В четверг, ровно через неделю после смерти Зива, когда Лилах, обедавшая у родителей, вернулась и открыла дверь моей комнаты, я еще спал. Биттер, лежавший свернувшись клубком у меня в ногах, бросился ей навстречу с радостным лаем и облизал с головы до ног. Они устроились вдвоем на моей кровати, она схватила меня за руку. Я проснулся и сообщил, что решил с ней расстаться. Так вдруг, ни с того ни с сего. Я был еще в полусне, мысли путались, я еще не продрал глаза, но хорошо знал, что делаю. Выбора не было. Я видел ее перед собой и понимал, что все кончено. Я приподнялся, потрепал ее по щеке, чмокнул, встал и пошел принимать душ. Она не заплакала, не подняла крик, даже странно. Когда я вышел из ванной, ее уже не было. Может, я ее очень обидел, а может, она осознала, какой я, в общем, придурок, насколько не подхожу ей, пентюх пентюхом, серый, некультурный, без будущего, и потому не стоит слишком напрягаться. Может быть. Ну и черт с ней. Во мне нет места для нее, надо сосредоточиться на деле, которому я служу. А у нее в голове черт-те что. Ее занимает вопрос, какого цвета простыни выбрать, она может подолгу раздумывать, где повесить картинку, часами раскладывает вещи на зимние и летние, требует от меня высказать мнение по поводу ее колготок – какие надевать, а какие уже надоели, или помочь ей выбрать пирожное в холодильнике – какое вкуснее, а от какого больше толстеют, или забивает мне голову перипетиями телесериалов, а также историями про своих подружек, их ссорами, и представь себе, ее это очень волнует.

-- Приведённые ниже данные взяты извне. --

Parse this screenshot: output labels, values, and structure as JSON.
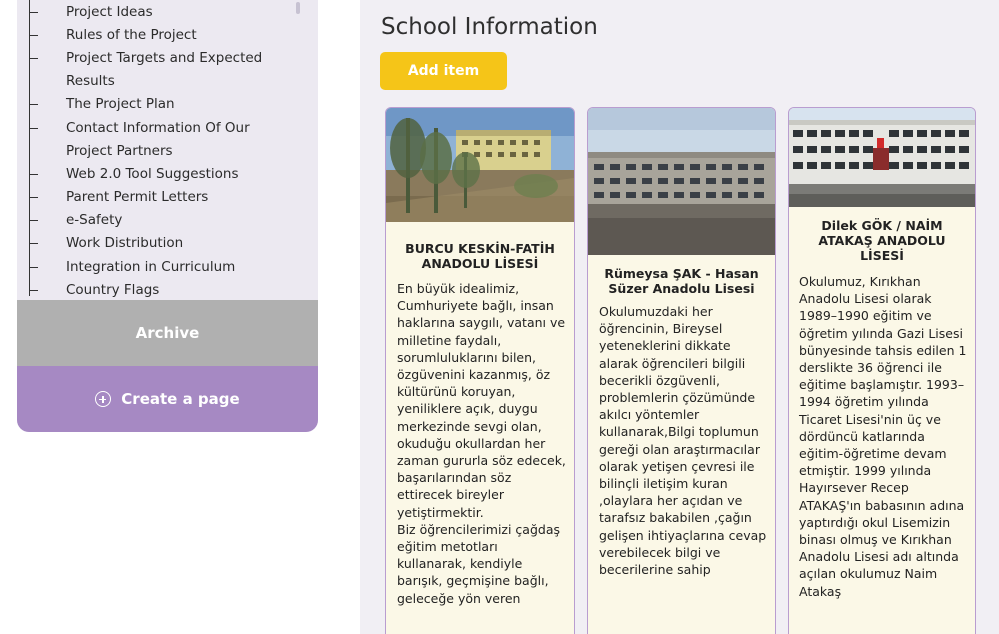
{
  "sidebar": {
    "items": [
      {
        "label": "Project Ideas"
      },
      {
        "label": "Rules of the Project"
      },
      {
        "label": "Project Targets and Expected"
      },
      {
        "label": "Results"
      },
      {
        "label": "The Project Plan"
      },
      {
        "label": "Contact Information Of Our"
      },
      {
        "label": "Project Partners"
      },
      {
        "label": "Web 2.0 Tool Suggestions"
      },
      {
        "label": "Parent Permit Letters"
      },
      {
        "label": "e-Safety"
      },
      {
        "label": "Work Distribution"
      },
      {
        "label": "Integration in Curriculum"
      },
      {
        "label": "Country Flags"
      }
    ],
    "archive_label": "Archive",
    "create_label": "Create a page"
  },
  "main": {
    "title": "School Information",
    "add_label": "Add item"
  },
  "cards": [
    {
      "title": "BURCU KESKİN-FATİH ANADOLU LİSESİ",
      "body": "En büyük idealimiz, Cumhuriyete bağlı, insan haklarına saygılı, vatanı ve milletine faydalı, sorumluluklarını bilen, özgüvenini kazanmış, öz kültürünü koruyan, yeniliklere açık, duygu merkezinde sevgi olan, okuduğu okullardan her zaman gururla söz edecek, başarılarından söz ettirecek bireyler yetiştirmektir.\nBiz öğrencilerimizi çağdaş eğitim metotları kullanarak, kendiyle barışık, geçmişine bağlı, geleceğe yön veren"
    },
    {
      "title": "Rümeysa ŞAK - Hasan Süzer Anadolu Lisesi",
      "body": "Okulumuzdaki her öğrencinin, Bireysel yeteneklerini dikkate alarak öğrencileri bilgili becerikli özgüvenli, problemlerin çözümünde akılcı yöntemler kullanarak,Bilgi toplumun gereği olan araştırmacılar olarak yetişen çevresi ile bilinçli iletişim kuran ,olaylara her açıdan ve tarafsız bakabilen ,çağın gelişen ihtiyaçlarına cevap verebilecek bilgi ve becerilerine sahip"
    },
    {
      "title": "Dilek GÖK / NAİM ATAKAŞ ANADOLU LİSESİ",
      "body": "Okulumuz, Kırıkhan Anadolu Lisesi olarak 1989–1990 eğitim ve öğretim yılında Gazi Lisesi bünyesinde tahsis edilen 1 derslikte 36 öğrenci ile eğitime başlamıştır. 1993–1994 öğretim yılında Ticaret Lisesi'nin üç ve dördüncü katlarında eğitim-öğretime devam etmiştir. 1999 yılında Hayırsever Recep ATAKAŞ'ın babasının adına yaptırdığı okul Lisemizin binası olmuş ve Kırıkhan Anadolu Lisesi adı altında açılan okulumuz Naim Atakaş"
    }
  ]
}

У меня же нет сил задумываться над этими проблемами, не стоящими выеденного яйца, принимать абсолютно неважные решения. В другом месте в эту минуту на кону человеческая жизнь, и я могу быть там. Она хохочет, радуется и переживает по пустякам, не дает мне побыть наедине с собой, не понимает, как я в этом нуждаюсь порой. Да и как ей понять, как протянуть мне руку дружбы, как заговорить со мной на одном языке, когда она не там, не наверху, не чувствует, не понимает. Из окна спальной я смотрел, как она идет вверх по улице, медленно, не оглядываясь. Может, я вижу ее в последний раз, а может, увидимся через какое-то время, интересно, через какое. Она не может понять, думал я, ей, наверное, наплевать. А мне, мне-то что оставалось делать?
В субботу вечером мы были уже готовы возвращаться в Ливан. Собрались на учебной базе возле Кирьят-Шмоны, быстренько провели очередную отработку навыков на случай засады и ждали сигнала на отправку. За сорок минут до старта из штаба сообщили, что колонна отменяется – по данным разведки, ситуация неблагоприятна.
– Выезжаем завтра, – сообщил я, – а пока занимаем с боем комнаты в гостинице "А-Цафон". Если кто-нибудь хочет проведать раненых в больнице "Рамбам"2, с моей стороны нет возражений.
2 РАМБАМ – великий еврейский законоучитель, толкователь Торы и врач (ХII в.). Больница, названная в его честь, находится в Хайфе.
Захотели многие, и я в том числе.
Чуть ли не каждый раз при въезде в Ливан, а иногда и при выезде из него мы застревали в гостинице "А-Цафон". Многоэтажное старое здание, по шесть кроватей в номере, а иногда и больше, тонкие омерзительные белесо-зеленые простыни, как в больнице, и вместе с тем для нас это был отель с большой буквы, можно сказать, пять звездочек. Иногда успевали позвать своих девушек и провести с ними еще одну ночь. Иногда просто смотрели кабельное телевидение и часами балдели под горячим душем. Частью "обязательной программы" было сидение с чашечкой капуччино в лобби, где вдоль стен стояли полки с потрепанными книгами, пожертвованными армии гражданами. Сидели на длинных армейских скамейках или в металлических креслах с поролоновыми подушками. Был там и старенький телевизор, и маленький биллиардный стол. В гостинице можно было также валяться сколько угодно на кровати в трусах или вообще голышом, без разгрузочного жилета, без ботинок, не опасаясь, что вот-вот завоет сирена и будет объявлена боеготовность, можно развалиться и поговорить по душам.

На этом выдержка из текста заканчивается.